People like Levine are now at the center of yet another cultural firestorm being wrought by the Obama administration. The central question: “Does Richard Levine have a right, a constitutionally-protected RIGHT, to use female bathroom or other hygienic facilities because he identifies as female?”
The Obama Department of Justice has announced that the federal government will (once again) sue one of its own states. North Carolina had the nerve to say, “No. The Richard Levines of the world do not have that right.”
Obama is already seeking to cut off federal funding to North Carolina but that’s not enough. Attorney General Loretta Lynch is also saying schools and other entities in North Carolina could face legal action or loss of funding for complying with their own state’s laws!
How did we get here?
President Obama and AG Lynch seek to force a state to recognize cross-dressing men as women and presumably cross-dressing women (if there are any) as men through a gross re-interpretation of the 1964 Civil Rights Act.
The U.S. Justice Department is now doing what it said in 2006 it would not do. In 2006 (and prior) DOJ claimed that Title VII of the federal Civil Rights Act, which bans sex discrimination, does not protect against workplace discrimination on the basis of “gender status.” Not “gender” but “gender status.” What, exactly, is “gender status”? There used to be no question about “gender status.” We were either one or the other.

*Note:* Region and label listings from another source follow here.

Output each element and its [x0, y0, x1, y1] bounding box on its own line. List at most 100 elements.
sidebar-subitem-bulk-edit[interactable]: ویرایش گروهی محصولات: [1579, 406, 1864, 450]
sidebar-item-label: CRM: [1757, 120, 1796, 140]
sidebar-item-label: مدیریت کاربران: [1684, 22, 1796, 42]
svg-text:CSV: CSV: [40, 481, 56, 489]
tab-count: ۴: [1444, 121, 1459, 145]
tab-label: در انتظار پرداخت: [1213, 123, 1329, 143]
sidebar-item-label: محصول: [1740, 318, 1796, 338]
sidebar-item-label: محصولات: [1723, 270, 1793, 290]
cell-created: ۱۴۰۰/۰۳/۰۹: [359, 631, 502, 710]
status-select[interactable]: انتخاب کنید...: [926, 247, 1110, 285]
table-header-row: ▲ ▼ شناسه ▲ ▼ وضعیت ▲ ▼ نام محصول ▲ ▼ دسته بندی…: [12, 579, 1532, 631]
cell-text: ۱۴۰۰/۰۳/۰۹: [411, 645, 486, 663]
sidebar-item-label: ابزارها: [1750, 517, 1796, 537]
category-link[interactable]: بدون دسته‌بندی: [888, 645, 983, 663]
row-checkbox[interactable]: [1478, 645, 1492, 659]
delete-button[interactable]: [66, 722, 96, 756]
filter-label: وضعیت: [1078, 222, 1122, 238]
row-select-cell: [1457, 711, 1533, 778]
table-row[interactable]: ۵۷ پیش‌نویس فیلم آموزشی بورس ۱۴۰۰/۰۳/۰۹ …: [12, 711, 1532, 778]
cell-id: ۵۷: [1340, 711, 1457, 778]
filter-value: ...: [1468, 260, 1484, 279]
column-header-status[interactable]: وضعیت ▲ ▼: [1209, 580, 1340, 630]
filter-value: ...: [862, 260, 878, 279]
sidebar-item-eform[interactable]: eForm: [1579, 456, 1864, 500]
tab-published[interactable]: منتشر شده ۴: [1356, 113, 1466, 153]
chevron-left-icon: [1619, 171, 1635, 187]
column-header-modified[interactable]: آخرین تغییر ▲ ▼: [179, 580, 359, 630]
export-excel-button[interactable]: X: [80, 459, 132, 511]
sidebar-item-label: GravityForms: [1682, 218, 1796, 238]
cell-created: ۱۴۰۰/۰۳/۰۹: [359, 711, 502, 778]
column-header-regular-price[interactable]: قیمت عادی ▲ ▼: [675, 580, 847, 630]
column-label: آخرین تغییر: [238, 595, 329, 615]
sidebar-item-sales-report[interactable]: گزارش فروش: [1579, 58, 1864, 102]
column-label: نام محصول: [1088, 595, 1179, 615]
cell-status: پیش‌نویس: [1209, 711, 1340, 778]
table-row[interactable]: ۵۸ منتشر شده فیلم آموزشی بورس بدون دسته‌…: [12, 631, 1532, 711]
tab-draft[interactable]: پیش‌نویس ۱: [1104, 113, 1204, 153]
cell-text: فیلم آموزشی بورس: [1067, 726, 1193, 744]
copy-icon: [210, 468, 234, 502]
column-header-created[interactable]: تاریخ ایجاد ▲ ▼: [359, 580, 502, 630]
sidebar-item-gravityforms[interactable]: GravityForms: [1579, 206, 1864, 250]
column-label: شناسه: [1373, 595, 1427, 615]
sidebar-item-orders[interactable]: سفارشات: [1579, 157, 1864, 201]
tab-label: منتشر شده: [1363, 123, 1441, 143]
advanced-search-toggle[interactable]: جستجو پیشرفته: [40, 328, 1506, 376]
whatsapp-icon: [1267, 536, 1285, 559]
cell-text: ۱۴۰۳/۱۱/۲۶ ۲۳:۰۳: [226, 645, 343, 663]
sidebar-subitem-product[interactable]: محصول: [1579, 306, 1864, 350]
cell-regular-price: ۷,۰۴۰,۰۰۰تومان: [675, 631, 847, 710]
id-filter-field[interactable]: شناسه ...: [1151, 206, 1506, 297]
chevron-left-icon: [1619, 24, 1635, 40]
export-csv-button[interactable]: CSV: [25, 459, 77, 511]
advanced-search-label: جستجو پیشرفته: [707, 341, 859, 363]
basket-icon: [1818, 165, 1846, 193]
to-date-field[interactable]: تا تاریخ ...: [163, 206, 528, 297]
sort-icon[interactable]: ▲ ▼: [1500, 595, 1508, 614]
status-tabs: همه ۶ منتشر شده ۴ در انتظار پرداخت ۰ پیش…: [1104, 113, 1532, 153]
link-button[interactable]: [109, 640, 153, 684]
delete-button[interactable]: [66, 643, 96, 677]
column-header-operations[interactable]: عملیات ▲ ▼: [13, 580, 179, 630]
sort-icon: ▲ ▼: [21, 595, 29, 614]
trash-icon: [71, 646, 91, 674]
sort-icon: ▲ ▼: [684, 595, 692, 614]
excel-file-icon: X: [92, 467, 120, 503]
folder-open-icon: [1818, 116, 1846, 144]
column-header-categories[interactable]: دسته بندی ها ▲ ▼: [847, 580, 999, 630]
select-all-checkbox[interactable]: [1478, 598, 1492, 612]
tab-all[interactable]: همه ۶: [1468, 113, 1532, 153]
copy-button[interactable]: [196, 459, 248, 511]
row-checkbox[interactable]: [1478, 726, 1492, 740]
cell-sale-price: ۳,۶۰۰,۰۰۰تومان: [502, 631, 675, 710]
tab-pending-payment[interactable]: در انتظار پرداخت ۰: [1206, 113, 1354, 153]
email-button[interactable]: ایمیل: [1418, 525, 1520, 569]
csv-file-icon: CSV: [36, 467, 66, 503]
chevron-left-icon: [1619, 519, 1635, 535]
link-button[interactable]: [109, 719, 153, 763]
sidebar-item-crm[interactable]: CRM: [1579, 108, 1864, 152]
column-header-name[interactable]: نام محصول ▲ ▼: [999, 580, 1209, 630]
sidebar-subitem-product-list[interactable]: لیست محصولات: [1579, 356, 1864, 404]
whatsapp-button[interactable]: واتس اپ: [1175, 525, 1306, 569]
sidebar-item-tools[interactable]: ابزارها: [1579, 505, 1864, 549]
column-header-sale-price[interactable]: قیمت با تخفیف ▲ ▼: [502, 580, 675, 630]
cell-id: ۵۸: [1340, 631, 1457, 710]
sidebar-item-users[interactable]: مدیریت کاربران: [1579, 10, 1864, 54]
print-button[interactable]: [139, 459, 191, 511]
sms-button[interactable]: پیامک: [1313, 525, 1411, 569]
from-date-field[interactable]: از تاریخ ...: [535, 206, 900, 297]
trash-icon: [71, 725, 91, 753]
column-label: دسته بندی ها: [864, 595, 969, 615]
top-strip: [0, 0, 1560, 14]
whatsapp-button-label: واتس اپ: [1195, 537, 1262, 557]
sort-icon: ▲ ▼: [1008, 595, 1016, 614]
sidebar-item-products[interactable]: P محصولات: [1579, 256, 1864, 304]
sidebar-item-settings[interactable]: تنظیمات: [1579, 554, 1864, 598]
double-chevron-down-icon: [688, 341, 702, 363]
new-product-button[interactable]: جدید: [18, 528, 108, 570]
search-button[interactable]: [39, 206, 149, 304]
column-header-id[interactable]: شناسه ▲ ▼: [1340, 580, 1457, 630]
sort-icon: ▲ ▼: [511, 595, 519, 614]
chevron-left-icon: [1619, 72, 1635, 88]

That was then, this is now.
For unexplained reasons, what the DOJ saw as correct legal interpretation of our laws a few years ago, it has now pulled a complete 180 and shifted its view to the opposite end of the spectrum. That transformation began with a memo issued by former Attorney General Eric Holder in which he described the DoJ as assuming “the most strict interpretation of the law” possible.
Holder’s memo was part of a broader Obama administration effort to introduce entirely new categories of “gender status.” Such as “gender confused”, “gender unsure”, “gender transient”, “gender fluid”, “genderqueer”, “gender binary” and other thoroughly confusing such “statuses.”
This new interpretation of the 1964 Civil Rights Act means the federal government/DoJ will be able to bring legal claims on behalf of cross-dressing/transgender people who say they’ve been discriminated against.
A gender unsure/gender confused/gender-cross-identifying/gender transient man like Dr. Levine can run to the U.S. Department of Justice and say, “I believe I’m a woman and they won’t let me take showers in the woman’s showers!” The United States government can take up his case, drag you and your company into court, force you to spend heaven knows how much to defend yourself and in the end there’s a good chance you’ll lose as the 1964 Civil Rights Act is one strong, enduring piece of precedent. Good luck beating it even in this “re-interpreted” form.
Obama is trying to force a state to comply with his wishes and not allow the people of that (or any) state to govern themselves and make their own rules. If a state today, how long until everybody else — private employers, schools, churches, etc. are in like fashion brought under the thumb of our supreme leader?